日本基督教団・西条栄光教会(愛媛県西条市、古谷健司牧師)の67年前に建てられた牧師館(木造2階建て、延べ床面積141・59平方メートル、幅7・3メートル、奥行き11メートル)を保存するための改修工事が終わり、23、24両日に完成見学会が開かれる。
有名な建築家が手がけた貴重な「和洋折衷の近代モダニズム建築」(現在、国の登録有形文化財へ申請中)を後世に残そうというプロジェクトの第一弾。続いて、幼稚園園舎の再生保存も計画中だ。昨年5月に工事を開始し、耐震化対策をはじめ、建物を解体せずに移動する曳家(ひきや)作業など、大がかりな工事が行われてきた。従来の部材を可能な限り活用し、後に入れられたアルミサッシを木製に戻す一方、水回りの設備などは新しくした。
教会は、水堀で囲まれた旧西条藩陣屋跡の堀端に建っている。会堂や牧師館、西条栄光幼稚園園舎を設計したのは、岡山県倉敷の建築家、浦辺鎮太郎(うらべ・しずたろう、1909~91年)。
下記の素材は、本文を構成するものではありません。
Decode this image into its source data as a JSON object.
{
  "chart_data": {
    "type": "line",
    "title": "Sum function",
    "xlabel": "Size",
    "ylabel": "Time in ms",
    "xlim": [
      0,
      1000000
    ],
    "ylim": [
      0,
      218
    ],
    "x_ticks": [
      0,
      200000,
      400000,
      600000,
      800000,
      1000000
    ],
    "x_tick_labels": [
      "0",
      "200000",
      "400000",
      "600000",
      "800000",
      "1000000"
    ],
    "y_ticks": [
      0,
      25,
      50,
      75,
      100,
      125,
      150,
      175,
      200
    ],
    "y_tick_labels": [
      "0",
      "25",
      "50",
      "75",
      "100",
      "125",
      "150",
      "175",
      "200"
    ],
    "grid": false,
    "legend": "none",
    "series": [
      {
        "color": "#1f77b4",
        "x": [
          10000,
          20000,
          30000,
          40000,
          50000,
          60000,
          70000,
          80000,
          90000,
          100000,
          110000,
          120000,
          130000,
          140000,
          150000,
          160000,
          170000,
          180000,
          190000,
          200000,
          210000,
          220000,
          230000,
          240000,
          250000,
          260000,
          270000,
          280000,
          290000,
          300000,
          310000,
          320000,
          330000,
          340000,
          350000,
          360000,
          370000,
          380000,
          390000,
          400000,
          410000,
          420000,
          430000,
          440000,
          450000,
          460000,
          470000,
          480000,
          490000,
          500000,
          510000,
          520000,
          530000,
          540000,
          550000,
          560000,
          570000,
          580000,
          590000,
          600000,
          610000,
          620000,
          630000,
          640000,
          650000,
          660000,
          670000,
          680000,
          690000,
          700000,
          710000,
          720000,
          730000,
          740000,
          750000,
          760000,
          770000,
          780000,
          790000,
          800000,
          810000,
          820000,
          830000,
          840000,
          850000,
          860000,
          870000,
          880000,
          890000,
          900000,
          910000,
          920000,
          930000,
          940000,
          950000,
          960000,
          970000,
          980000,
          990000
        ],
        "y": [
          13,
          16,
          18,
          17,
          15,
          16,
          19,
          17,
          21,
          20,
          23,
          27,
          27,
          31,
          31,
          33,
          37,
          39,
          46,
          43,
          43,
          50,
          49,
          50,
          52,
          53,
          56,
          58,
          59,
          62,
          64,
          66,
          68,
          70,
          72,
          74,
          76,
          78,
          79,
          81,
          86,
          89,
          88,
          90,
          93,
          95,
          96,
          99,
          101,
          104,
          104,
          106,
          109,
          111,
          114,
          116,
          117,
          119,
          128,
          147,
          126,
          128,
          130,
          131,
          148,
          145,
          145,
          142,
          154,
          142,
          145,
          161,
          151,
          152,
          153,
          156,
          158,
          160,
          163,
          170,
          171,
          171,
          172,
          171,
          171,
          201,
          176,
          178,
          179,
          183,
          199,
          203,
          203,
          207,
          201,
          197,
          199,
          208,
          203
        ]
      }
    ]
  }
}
1909年、岡山に生まれた浦辺は、京都帝国大学建築学科を卒業後、倉敷レイヨン(現クラレ)に入社し、大原美術館分館を設計。62年、同社社長である大原総一郎(晩年、カトリックの洗礼を受けた。父親は大原孫三郎。石井十次の影響を受けて受洗し、日本基督教団・倉敷教会を設立した)の庇護(ひご)のもとに倉敷建築研究所(現・浦辺設計)を設立し、2年後、建築家として独立。大原の構想する倉敷の町づくりを支え、倉敷アイビースクエアなど、大原家や倉敷に関連する建築など、多くの作品を残している。この西条栄光教会は、倉敷レイヨン在職中の51年に設計したもの。
柳宗悦(やなぎ・むねよし)の感化を受けた民芸家で倉敷民藝館の初代館長、関西学院大学神学部を卒業した外村吉之助(とのむら・きちのすけ)の助言により、民芸風の様式に設計されている。また、当時では珍しい吹き抜け構造も取り入れられた。牧師の生活空間と信者との交流空間を兼ね備え、回遊性を持たせながら、互いの動線が交わらないよう、部屋などの配置も工夫されている。
西条栄光教会は初代牧師、戒能団平(かいのう・だんぺい。戒能信生氏は長男)によって設立された。48年から始まった西条倉レ聖書研究会を源流とし、翌年に初めての礼拝が倉レ択善寮で行われ、51年、現在地に会堂が完成した。